Economic Analysis of Rural Towns presented to Galway County Council by Teagasc Head of Rural Economy and Development
Teagasc Head of Rural Economy and Development, Prof Cathal O’Donoghue was invited today, Monday, 24 February, to present research undertaken as part of Teagasc’s research support of the Commission for the Economic Development of Rural Areas (CEDRA) to a meeting of Galway County Council.
At this meeting Prof O’Donoghue said that “small and medium sized towns have been affected to a greater extent by the economic downturn, with unemployment increasing by 193% in towns under 10,000 inhabitants compared with 115% in cities and 150% nationally”.
He noted in his address that:
- Education levels are lower than the national average in small and medium sized towns and the open countryside.
- Small and medium sized towns and the open countryside are disproportionally reliant on declining industrial sectors (construction, manufacturing industry).
- Poverty rates are higher in small and medium sized towns.
- The share of working age households with no one in work (jobless households) is 20% higher than the national average at 31%.
In his presentation he commented specifically in relation to Galway towns. As part of a Teagasc study, where towns were ranked in relation to unemployment and emigration, a number of facts emerged:
- Galway has some of the top towns nationally under this measure with Clarinbridge, Barna, Carnmore, Clifden, Craughwell and Oranmore all in the top 10 per cent of towns.

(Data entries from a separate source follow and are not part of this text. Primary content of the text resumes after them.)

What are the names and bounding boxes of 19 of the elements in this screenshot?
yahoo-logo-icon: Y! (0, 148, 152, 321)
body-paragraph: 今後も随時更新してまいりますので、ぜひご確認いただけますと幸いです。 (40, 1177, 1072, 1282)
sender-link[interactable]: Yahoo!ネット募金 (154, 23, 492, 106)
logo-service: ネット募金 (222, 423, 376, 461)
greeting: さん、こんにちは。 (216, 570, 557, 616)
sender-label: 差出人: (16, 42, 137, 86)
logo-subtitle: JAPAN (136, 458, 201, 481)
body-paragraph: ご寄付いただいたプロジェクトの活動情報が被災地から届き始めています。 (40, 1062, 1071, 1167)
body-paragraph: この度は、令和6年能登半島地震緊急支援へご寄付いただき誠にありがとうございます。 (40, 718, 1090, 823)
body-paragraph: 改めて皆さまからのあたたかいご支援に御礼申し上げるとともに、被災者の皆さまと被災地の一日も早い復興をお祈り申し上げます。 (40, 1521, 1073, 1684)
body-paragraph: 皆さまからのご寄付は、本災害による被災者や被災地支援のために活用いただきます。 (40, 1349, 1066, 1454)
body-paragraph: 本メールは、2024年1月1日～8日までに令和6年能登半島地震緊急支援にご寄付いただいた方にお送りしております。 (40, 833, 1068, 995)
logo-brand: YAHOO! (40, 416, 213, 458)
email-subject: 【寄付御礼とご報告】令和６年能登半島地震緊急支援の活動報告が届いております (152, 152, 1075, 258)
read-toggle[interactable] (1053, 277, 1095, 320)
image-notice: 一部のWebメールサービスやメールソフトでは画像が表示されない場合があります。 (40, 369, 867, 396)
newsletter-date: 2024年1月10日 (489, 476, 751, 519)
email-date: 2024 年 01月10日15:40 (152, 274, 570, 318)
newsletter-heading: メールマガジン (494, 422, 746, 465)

Most of these towns are commuter towns and reflect Galway’s economic strength.
- GBallinasloe and Rossaveal are in the bottom 20 per cent.
- GGort, however, having been just outside the top 10% in 2006 and 2002 are now in the bottom 10% in the country having lost 350 jobs and lost 15% of its working population during the crisis.
He noted particularly the significant impact of the downturn in Gort which has fallen in these rankings more than any other town in the country. Gort’s decline mirrors, but magnifies the decline seen nationally due to:
- An over reliance on construction prior to the crash.
- An unsustainable increase in economic activity over a short period.
- An unsustainably fast population and housing rise prior to 2006.
However, he highlighted that Gort’s historical ranking reflects an underlying historical strength in terms of its economic potential and so has the attributes to grow again if the right decisions are made.
It is at the centre point of a high education axis that follows the road between Limerick and Galway, and is thus a rural area with relatively high human capital. This geographic position is also reflected in excellent, road, rail and airport links as well as close proximity to major tourism assets such as the Burren, Coole Park, Galway Bay and Lough Derg. Indeed geologically, Gort forms part of the Burren lowlands. Gort also has a significant cultural heritage as a central location within the Celtic revival movement at the turn of the last century.
Teagasc are working with community leaders in Gort and the surrounding Burren lowlands of South Galway and North Clare as part of its CEDRA plus project to revitalise the area economically.
He highlighted the need for dedicated policies and specific actions targeted at the economic development of small and medium sized towns and welcomed the new role that local authorities will play in relation to rural economic development and looks forward to publication of the report of the Commission for the Economic Development of Rural Areas (CEDRA).